By Kathryn Kemp and Laura DeMassa
*student and teacher anonymity are maintained to protect the identities of the accused minors
**Update: As of Saturday, Oct. 29, it has been confirmed that all three students are now released from custody and are awaiting trial.
Three seniors were arrested for having allegedly made threats to carry out a shooting at MVHS on Oct. 10. According to Principal David Grissom, the police did not find any reason to believe that the threats were credible. However, students, teachers, and administration have continued to cite concerns regarding long term impacts within the school community and surrounding social media.
The students were arrested for violations of penal code 442, making threats, and penal code 182, conspiring to commit a crime. The images that were published on Snapchat and Instagram included messages such as “beware or be there, oct 10,” and screenshots of security footage from the 1999 Columbine High School shooting in Colorado.
After the Mountain View Police Department received a report of the threats on Oct. 9, they proceeded to interview the students, search their houses and social media accounts, and detain them at Santa Clara Juvenile Hall. According to MVPD, one has since been “released by order of the court.”
Associate Superintendent Brigitte Sarraf said the district has not decided upon disciplinary actions, as they have not had the opportunity to complete “due process,” which requires meeting with the students involved.
MVPD notified the school of the threats on Oct. 10 at 6:30 a.m. According to Grissom, the district is conducting its own investigation, which involves additional student interviews.
Grissom said that although the posts were considered a “joke,” he is concerned that the threats were not reported until Oct. 9. Some students said they were aware of these threats weeks before MVPD was informed.
According to two friends* of the accused students, the threats were made to “get attention,” as at least two of the perpetrators felt “ostracized” from what they consider to be a largely “white, rich community.” The friends said that the students never intended to pursue the threats, but ignored warnings from peers to stop posting on social media.
After the incident, parents and students were concerned about the delay in the release of information. At 9:23 a.m. on Oct. 10, the school released a confidential email to teachers to inform them of the incident, and later sent out a similar message to parents and students at 4:30 p.m.
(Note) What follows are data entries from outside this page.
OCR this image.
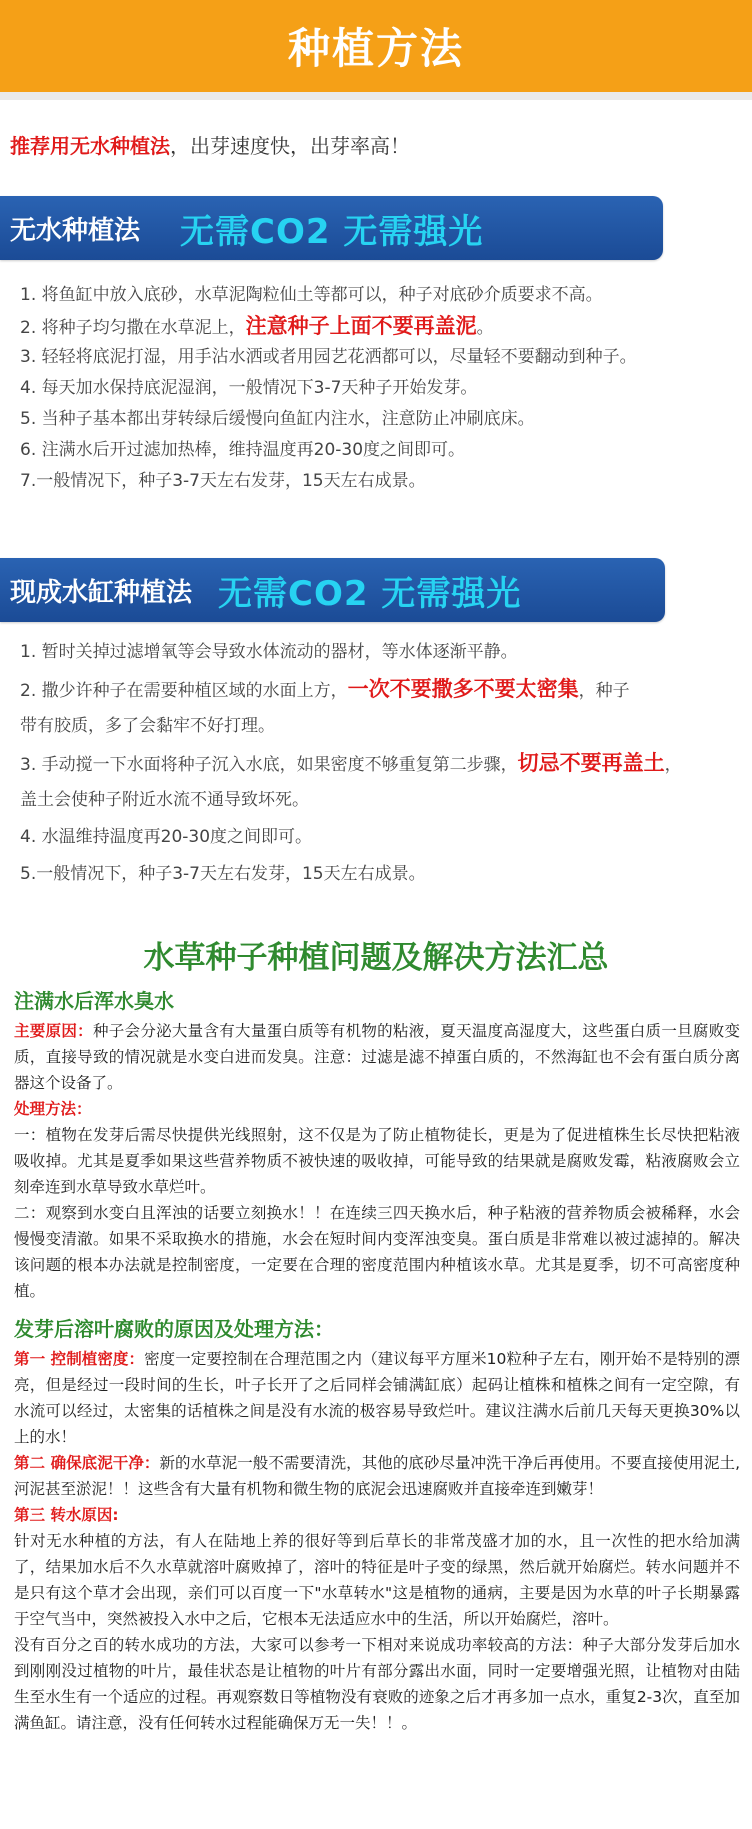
种植方法
推荐用无水种植法，出芽速度快，出芽率高！
无水种植法 无需CO2 无需强光
1. 将鱼缸中放入底砂，水草泥陶粒仙土等都可以，种子对底砂介质要求不高。
2. 将种子均匀撒在水草泥上，注意种子上面不要再盖泥。
3. 轻轻将底泥打湿，用手沾水洒或者用园艺花洒都可以，尽量轻不要翻动到种子。
4. 每天加水保持底泥湿润，一般情况下3-7天种子开始发芽。
5. 当种子基本都出芽转绿后缓慢向鱼缸内注水，注意防止冲刷底床。
6. 注满水后开过滤加热棒，维持温度再20-30度之间即可。
7.一般情况下，种子3-7天左右发芽，15天左右成景。
现成水缸种植法 无需CO2 无需强光
1. 暂时关掉过滤增氧等会导致水体流动的器材，等水体逐渐平静。
2. 撒少许种子在需要种植区域的水面上方，一次不要撒多不要太密集，种子
带有胶质，多了会黏牢不好打理。
3. 手动搅一下水面将种子沉入水底，如果密度不够重复第二步骤，切忌不要再盖土，
盖土会使种子附近水流不通导致坏死。
4. 水温维持温度再20-30度之间即可。
5.一般情况下，种子3-7天左右发芽，15天左右成景。
水草种子种植问题及解决方法汇总
注满水后浑水臭水

主要原因：种子会分泌大量含有大量蛋白质等有机物的粘液，夏天温度高湿度大，这些蛋白质一旦腐败变质，直接导致的情况就是水变白进而发臭。注意：过滤是滤不掉蛋白质的，不然海缸也不会有蛋白质分离器这个设备了。

处理方法：

一：植物在发芽后需尽快提供光线照射，这不仅是为了防止植物徒长，更是为了促进植株生长尽快把粘液吸收掉。尤其是夏季如果这些营养物质不被快速的吸收掉，可能导致的结果就是腐败发霉，粘液腐败会立刻牵连到水草导致水草烂叶。

二：观察到水变白且浑浊的话要立刻换水！！在连续三四天换水后，种子粘液的营养物质会被稀释，水会慢慢变清澈。如果不采取换水的措施，水会在短时间内变浑浊变臭。蛋白质是非常难以被过滤掉的。解决该问题的根本办法就是控制密度，一定要在合理的密度范围内种植该水草。尤其是夏季，切不可高密度种植。

发芽后溶叶腐败的原因及处理方法：

第一 控制植密度：密度一定要控制在合理范围之内（建议每平方厘米10粒种子左右，刚开始不是特别的漂亮，但是经过一段时间的生长，叶子长开了之后同样会铺满缸底）起码让植株和植株之间有一定空隙，有水流可以经过，太密集的话植株之间是没有水流的极容易导致烂叶。建议注满水后前几天每天更换30%以上的水！

第二 确保底泥干净：新的水草泥一般不需要清洗，其他的底砂尽量冲洗干净后再使用。不要直接使用泥土,河泥甚至淤泥！！这些含有大量有机物和微生物的底泥会迅速腐败并直接牵连到嫩芽！

第三 转水原因:

针对无水种植的方法，有人在陆地上养的很好等到后草长的非常茂盛才加的水，且一次性的把水给加满了，结果加水后不久水草就溶叶腐败掉了，溶叶的特征是叶子变的绿黑，然后就开始腐烂。转水问题并不是只有这个草才会出现，亲们可以百度一下"水草转水"这是植物的通病，主要是因为水草的叶子长期暴露于空气当中，突然被投入水中之后，它根本无法适应水中的生活，所以开始腐烂，溶叶。

没有百分之百的转水成功的方法，大家可以参考一下相对来说成功率较高的方法：种子大部分发芽后加水到刚刚没过植物的叶片，最佳状态是让植物的叶片有部分露出水面，同时一定要增强光照，让植物对由陆生至水生有一个适应的过程。再观察数日等植物没有衰败的迹象之后才再多加一点水，重复2-3次，直至加满鱼缸。请注意，没有任何转水过程能确保万无一失！！。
According to Grissom, there was not enough information to notify students or parents at an earlier time. MVPD notified the community via Facebook on Oct. 10 at 2 p.m.
“I’m very upset that we weren’t notified about this threat,” said MVHS parent Deja Goodson in a comment on the MVPD Facebook post. “I don’t care if it was just a joke or not, each threat must be treated as such and parents must be notified.”
A student also reported initially being nervous about going to school upon hearing of the threats.
“I was really pissed that they made me not want to go school and not want to learn because I was worried for my life,” senior Julia Rogers said.
When she heard that authorities found no reason to believe the threat was credible, Rogers’s feeling changed.
“Once it was confirmed that it was a joke, a sick joke but a joke, knowing that they were going to face real consequences that would shape the rest of their lives made me feel grief. It felt like the punishment was too much.”
Grissom said that although some students are more aware of the situation, others were not as informed.
“I just heard that people were making threats…I’m surprised that would happen at our school,” freshman Eliza Archibald said. “I haven’t heard anything except from other people.”
The school had also planned an earthquake drill for Oct. 10 at 10:50 a.m., which worried students and staff because most of the school would be assembled on the open football field. Administration discussed cancelling the drill, but decided against it because there was no reason to believe the threats would be carried out.
“The timing of how information was distributed could’ve been better. We could’ve done the drill another time. It just increased anxiety,” a teacher* said. “This is the worst I’ve seen [seniors]and [this incident]heightened the stress…there’s less joy, less vibrancy, less laughter.”
Students report that teachers have acknowledged the incident in a variety of ways, allowing everyone to express their concerns.
“I suspected that many students were deeply affected,” the teacher said. “I wanted to find a safe way for them to say something authentically while protecting confidentiality. It’s important to acknowledge what happened.”
Long term solutions
This change in atmosphere has brought up more long term concerns for the MVHS community. Staff and administration have emphasized a need for more discussions pertaining to social media conduct. Academic counselor David Marroquin also said that he urges for MVHS to “be open enough to have dialogue” about issues that may have motivated the threats.
Moving forward, Grissom said that he wants to educate students on appropriate social media use. He hopes to invite members of MVPD, who have a curriculum regarding abuses of social media, to teach students and parents about their online presence.
“We need to be very transparent with one another to keep [the school]a safe place,” Grissom said.